One of cakes was shaped like Mugabe´s official Mercedes Benz limousine.
Holding the event at a school in Matobo has also riled locals as it is close to where many victims of Mugabe´s deadly crackdown on dissidents in the early 1980s are thought to be buried.
At least 20,000 people are believed to have been killed in the massacres by North Korean-trained Zimbabwean troops, according to rights groups.
"This should not be a place for celebration," Mbuso Fuzwayo, spokesman for the Bulawayo-based campaign group Ibhetshu Likazulu, told AFP.
"The whole area is a crime scene where the bones of victims of the massacres are buried."
Mugabe gave a faltering television interview this week, vowing to remain in power despite growing signs of frailty.
During the pre-recorded birthday broadcast, Mugabe paused at length between sentences and spoke with his eyes barely open.
The state-owned Herald newspaper on Tuesday published a 24-page supplement of congratulatory messages from government departments and regime loyalists.
ZANU-PF has endorsed Mugabe as its candidate for general elections next year, and he remains widely respected as a liberation hero by other African leaders.
Party guests -- some dressed in clothing that showed Mugabe´s image -- chanted "Long live the African icon" before the president´s speech expected later in the afternoon.
He has avoided naming a successor, but his wife, Grace, 51, is seen as a possible candidate along with vice-president Emmerson Mnangagwa.

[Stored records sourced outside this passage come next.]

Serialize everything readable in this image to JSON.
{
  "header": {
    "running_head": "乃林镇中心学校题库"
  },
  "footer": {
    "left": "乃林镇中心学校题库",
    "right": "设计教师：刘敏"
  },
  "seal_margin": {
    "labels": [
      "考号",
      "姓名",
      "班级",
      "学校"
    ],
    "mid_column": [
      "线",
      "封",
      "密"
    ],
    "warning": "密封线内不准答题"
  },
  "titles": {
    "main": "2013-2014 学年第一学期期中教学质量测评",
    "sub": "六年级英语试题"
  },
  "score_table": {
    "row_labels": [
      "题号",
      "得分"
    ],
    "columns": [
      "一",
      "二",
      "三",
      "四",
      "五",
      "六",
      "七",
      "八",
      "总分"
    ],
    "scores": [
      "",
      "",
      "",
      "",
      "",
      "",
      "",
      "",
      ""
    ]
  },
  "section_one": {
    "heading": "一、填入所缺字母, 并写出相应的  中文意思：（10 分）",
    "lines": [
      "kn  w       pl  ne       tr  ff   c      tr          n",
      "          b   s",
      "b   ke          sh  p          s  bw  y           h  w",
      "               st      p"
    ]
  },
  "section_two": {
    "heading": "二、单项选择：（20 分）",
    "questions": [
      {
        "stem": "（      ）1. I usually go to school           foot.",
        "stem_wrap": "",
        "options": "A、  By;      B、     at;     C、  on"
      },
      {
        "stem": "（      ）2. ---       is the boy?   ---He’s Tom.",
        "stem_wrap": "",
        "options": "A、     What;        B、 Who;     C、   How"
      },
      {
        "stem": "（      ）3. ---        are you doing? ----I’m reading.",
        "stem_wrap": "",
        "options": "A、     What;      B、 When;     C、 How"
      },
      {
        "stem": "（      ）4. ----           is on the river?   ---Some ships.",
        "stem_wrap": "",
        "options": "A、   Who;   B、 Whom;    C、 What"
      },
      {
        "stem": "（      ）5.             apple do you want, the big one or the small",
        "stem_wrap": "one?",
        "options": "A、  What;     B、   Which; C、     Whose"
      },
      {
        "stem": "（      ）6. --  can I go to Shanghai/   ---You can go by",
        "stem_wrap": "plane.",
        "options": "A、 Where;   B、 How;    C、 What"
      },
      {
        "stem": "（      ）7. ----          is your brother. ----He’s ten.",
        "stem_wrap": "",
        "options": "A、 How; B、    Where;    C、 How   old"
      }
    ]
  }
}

A coalition of opposition activism group said in statement that the party was "a mockery and a direct insult to the concerns of the citizens", alleging that poor farmers had been forced to donate cattle to feed guests.
Born on February 21, 1924, Mugabe trained as a teacher and taught in what was then Rhodesia and Ghana before returning home to join the guerrilla war against white-minority rule.
He became prime minister on Zimbabwe´s independence from Britain in 1980 and then president in 1987.
All schools around Bulawayo were closed on Thursday and Friday to prepare for the celebrations.